Members of Tamaqua's Borough Council got an earful last night from several citizens who are unhappy about the fact that they are responsible for footing the bill to connect to the sanitary sewer, after years of illegally, and in most cases, unknowingly, discharging waste into the Wabash Creek.
Although the project and its expense have people upset, one of the other issues that came to light at last night's meeting is the fact that by delaying the investigation of the problem the borough may have caused citizens to miss out on opportunities to seek outside funding or loans to help finance the project.
Anna Brose, of 249 West Broad St., said that the first letter she received regarding the problem and explaining that dye testing would be completed in the future was in 2008.
"It has taken three years to have the dye test done. I have a problem with that," she said. "There is no financial aid available. Two years ago, three years ago, there was money available. Now there is nothing."
Brose went on to say that she had received a letter from the borough stating that there was money available through the USDA and through Schuylkill Community Action.
"That money has dried up," she said. "Schuylkill Community Action said their funding dried up two years ago."
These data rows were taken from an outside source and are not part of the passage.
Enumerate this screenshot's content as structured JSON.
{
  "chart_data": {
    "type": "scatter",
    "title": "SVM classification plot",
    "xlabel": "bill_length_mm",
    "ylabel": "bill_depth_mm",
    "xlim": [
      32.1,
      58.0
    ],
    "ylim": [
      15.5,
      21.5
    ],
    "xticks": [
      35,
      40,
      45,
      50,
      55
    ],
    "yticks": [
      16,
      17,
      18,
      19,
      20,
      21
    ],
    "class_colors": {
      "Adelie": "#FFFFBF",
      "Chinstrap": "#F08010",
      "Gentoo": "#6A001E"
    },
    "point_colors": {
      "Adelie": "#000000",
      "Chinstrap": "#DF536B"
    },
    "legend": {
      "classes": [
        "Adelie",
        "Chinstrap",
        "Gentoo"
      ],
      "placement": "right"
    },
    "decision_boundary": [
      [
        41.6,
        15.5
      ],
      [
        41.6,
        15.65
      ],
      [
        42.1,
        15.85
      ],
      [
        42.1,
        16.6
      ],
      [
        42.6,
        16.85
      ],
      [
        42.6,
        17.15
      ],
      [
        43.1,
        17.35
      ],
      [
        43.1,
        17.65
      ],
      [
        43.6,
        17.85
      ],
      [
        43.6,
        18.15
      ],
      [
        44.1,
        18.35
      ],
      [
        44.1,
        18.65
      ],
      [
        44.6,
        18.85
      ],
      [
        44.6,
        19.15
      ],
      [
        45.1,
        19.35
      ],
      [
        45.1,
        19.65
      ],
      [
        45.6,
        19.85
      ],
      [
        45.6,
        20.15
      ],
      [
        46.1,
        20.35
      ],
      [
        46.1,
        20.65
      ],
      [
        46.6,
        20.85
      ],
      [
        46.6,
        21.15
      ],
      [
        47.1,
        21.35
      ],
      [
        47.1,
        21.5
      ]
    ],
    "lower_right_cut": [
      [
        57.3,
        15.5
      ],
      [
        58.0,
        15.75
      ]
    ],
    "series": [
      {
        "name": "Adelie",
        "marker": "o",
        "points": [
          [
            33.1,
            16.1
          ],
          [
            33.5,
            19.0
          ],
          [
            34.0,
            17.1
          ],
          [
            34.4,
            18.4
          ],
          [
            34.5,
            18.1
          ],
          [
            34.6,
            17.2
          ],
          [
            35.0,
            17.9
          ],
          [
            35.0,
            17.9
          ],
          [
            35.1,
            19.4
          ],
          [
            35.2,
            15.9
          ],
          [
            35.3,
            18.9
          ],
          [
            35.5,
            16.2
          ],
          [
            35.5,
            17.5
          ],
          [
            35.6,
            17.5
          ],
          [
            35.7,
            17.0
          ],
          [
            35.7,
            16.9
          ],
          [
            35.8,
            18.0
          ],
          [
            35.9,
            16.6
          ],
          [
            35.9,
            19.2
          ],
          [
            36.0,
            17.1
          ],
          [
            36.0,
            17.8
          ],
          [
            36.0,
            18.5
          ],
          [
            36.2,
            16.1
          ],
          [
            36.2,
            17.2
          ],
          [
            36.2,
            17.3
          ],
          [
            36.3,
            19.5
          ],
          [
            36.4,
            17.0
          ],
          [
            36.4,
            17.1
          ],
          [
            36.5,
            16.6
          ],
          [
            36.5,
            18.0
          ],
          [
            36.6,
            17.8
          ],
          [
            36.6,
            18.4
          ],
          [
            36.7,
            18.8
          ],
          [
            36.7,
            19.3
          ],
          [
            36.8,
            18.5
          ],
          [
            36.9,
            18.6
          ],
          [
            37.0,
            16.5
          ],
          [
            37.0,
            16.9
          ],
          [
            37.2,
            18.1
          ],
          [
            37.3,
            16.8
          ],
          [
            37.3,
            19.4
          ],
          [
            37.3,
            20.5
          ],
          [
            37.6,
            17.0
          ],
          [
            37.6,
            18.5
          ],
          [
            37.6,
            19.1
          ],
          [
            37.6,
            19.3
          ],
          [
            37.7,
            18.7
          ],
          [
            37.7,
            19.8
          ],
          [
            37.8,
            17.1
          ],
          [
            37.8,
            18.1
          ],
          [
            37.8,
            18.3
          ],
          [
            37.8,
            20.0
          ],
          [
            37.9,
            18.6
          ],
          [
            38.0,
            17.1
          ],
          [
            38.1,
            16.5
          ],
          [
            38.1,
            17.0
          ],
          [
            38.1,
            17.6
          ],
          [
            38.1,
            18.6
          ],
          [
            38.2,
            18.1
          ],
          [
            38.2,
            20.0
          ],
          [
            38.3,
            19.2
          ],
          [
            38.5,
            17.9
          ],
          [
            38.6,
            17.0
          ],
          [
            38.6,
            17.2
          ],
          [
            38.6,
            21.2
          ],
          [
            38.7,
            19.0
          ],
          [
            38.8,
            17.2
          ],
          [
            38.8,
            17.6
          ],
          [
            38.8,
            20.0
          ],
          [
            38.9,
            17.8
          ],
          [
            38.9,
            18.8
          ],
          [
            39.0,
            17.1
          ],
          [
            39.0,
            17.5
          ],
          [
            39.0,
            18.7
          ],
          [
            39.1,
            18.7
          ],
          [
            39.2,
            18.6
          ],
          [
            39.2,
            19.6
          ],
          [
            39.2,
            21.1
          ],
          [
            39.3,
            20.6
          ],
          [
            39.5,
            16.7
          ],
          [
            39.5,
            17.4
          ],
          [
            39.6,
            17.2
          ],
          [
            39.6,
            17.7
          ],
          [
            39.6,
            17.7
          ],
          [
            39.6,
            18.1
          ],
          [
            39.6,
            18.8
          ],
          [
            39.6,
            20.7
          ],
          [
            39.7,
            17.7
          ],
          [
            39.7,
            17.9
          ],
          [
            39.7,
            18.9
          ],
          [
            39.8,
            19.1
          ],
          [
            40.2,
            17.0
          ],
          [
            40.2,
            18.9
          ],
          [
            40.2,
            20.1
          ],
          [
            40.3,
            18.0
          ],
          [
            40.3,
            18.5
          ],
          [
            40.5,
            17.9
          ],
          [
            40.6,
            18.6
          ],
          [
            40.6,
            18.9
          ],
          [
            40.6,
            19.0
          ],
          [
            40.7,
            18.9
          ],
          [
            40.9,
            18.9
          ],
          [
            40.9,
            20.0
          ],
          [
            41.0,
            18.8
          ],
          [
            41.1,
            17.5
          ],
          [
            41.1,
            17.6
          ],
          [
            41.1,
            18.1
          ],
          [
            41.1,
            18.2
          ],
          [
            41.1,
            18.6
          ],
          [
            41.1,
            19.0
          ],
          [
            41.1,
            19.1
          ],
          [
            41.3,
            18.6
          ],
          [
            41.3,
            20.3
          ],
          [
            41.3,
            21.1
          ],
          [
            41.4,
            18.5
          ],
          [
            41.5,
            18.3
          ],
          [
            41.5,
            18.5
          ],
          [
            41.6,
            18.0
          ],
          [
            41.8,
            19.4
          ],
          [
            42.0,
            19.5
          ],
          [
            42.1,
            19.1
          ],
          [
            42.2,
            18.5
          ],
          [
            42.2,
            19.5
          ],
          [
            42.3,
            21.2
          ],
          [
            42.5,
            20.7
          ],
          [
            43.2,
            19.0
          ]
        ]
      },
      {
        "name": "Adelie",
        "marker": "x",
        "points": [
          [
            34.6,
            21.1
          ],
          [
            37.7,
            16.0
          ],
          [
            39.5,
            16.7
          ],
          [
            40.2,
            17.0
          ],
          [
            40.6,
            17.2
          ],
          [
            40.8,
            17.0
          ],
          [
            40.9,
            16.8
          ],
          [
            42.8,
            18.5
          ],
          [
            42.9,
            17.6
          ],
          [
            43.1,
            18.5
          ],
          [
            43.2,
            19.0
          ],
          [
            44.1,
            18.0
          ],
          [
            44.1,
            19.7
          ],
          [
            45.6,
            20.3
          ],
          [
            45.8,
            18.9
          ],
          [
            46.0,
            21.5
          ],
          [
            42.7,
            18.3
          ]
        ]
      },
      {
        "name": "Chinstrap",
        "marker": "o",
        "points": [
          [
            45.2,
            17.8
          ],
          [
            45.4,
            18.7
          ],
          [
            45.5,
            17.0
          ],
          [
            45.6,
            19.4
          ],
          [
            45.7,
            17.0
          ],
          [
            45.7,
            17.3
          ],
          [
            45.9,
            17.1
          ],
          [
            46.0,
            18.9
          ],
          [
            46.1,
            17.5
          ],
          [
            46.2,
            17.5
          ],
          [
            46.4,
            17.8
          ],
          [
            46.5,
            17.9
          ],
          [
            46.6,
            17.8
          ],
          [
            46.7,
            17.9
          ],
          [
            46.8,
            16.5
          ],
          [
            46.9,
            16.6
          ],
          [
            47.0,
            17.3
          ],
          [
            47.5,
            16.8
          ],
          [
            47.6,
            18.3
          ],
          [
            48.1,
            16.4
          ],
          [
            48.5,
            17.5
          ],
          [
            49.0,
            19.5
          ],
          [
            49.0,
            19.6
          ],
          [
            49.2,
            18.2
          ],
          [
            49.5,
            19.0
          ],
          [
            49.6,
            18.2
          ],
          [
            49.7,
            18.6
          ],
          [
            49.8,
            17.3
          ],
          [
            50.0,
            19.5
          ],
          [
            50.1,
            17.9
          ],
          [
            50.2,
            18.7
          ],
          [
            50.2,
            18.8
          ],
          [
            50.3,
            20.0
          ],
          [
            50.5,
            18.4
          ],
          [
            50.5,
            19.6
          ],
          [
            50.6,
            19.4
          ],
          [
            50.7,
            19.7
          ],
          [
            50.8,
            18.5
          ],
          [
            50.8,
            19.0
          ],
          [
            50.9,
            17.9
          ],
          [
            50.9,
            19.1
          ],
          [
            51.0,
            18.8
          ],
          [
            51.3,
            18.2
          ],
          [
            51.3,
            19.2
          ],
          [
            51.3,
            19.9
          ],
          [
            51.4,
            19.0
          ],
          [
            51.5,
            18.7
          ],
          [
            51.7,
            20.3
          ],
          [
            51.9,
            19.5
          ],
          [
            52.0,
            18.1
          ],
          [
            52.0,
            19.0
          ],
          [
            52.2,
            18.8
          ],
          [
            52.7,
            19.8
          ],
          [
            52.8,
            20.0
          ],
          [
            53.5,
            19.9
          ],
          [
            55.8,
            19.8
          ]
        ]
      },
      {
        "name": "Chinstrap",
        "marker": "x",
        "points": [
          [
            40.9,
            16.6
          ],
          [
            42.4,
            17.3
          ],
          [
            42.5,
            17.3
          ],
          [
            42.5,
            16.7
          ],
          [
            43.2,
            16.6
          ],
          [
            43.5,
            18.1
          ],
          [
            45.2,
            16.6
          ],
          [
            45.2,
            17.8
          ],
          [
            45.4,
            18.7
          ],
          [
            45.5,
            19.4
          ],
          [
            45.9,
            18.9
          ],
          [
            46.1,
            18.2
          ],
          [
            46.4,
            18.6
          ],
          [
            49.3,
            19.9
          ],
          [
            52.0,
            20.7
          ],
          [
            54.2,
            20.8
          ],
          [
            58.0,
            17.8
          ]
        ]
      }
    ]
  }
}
Brose said she could take a low interest loan through the borough, but still balked at the cost.
"I have paid a lot of money to the borough, as have a lot of people in this room," she said, referring to the estimated $9,200 she has paid in sewer bills over the last 30 years. "We just can't absorb this amount of money, when this could have been done how long ago and money would have been available," she said.
Borough President Micah Gursky agreed that the situation is not a good one. However, he stood by the borough's process.
"Everyone agrees that it should have been done a long time ago," he said. "Our initial plan was to dye test the properties, but the cost was much higher than we could afford as a borough. That was the delay. We were trying to figure out options, how to figure out who needed to hook up."
Gursky also said this is not the first time that the borough has had to deal with properties where the owners believed that they were connected to the public system and were in fact, not.
"It happens from time to time," he said. "Unfortunately, everyone is required to hook up."
Councilman Tom Cara said that the borough was willing to "let this thing go on because we didn't want to put the burden on you." However, Gursky disagreed.
"You can't flush your toilet into the creek," he said.
Resident Kevin Kellner, who lost his home at 5 South Lehigh St. in a fire on July 5, was one of the property owners who was notified that he was not connected. Kellner said that his lawyer had advised him that the residents will be required to pay to connect to the sewer, however, he told him that he should recoup the money that he has paid to the borough over the years in sewer bills.
Gursky said that the borough has "been down that road before" and does not expect that the borough will be required to reimburse residents. Kellner also asked why DEP has not been held accountable for the cleanup of local waterways, including the Wabash and the Panther Creek.
Another unfortunate issue with the timing of the project has to deal with the Streetscape project that was recently completed along sections of Broad Street. Many of the property owners will be required to dig through the new sidewalks and pavers and replace them in order to connect to the sewer main.
"Yeah, we're kicking ourselves because we're going to have to cut into new sidewalks," said Gursky.
One resident could be looking at an even larger project. Daniel Lattanzi, of 403 E. Broad St., is facing an estimated $25,000 in bills as he would need to connect to a main located on the other side of Broad Street, which would necessitate digging all the way across Route 209. Lattanzi has lived at the seven unit apartment complex since 1950 and owned it since 1962. Although he said he could pursue a cheaper alternative and install a grinder pump and avoid crossing 209, he has no control over what is going into that pump and is not willing to risk incurring more expense for the continual upkeep of the pump.
"I can't get a bit of help. We've been hung out to dry," he said, calling it a "moral issue."
"I feel the borough should do something," he added.
Another resident, Maria Burke, of Rowe Street, asked what will happen to residents who cannot comply with the Aug. 31 deadline. Burke expressed the frustration that many residents feel at being told they are breaking the law.
"I don't want my crap going in the freaking creek. Who does? We want to do the right thing," she said, but she indicated that with a newborn at home, she may not be able to find the money and additionally, trying to find a plumber to complete the work by Aug. 31 is going to be difficult with more than 40 properties needing to be addressed.
"We're begging you," she said to council members, "be an advocate for us."
Councilman Brian Connelly said that the borough will contact other offices, including U.S. Rep. Tim Holden, to see if there is any aid that can be made available to residents.
However, he and other council members are not optimistic that funding will be forthcoming, especially not by the Aug. 31 deadline.
Borough manager Kevin Steigerwalt said that the borough will definitely need to ask DEP for an extension. The Tamaqua Public Library has already missed its deadline to connect to a lateral on a neighboring property and will need to look at another alternative.
Steigerwalt said that DEP has been advised of that situation and has not approved or denied an extension request, it has just asked that it be corrected as soon as possible.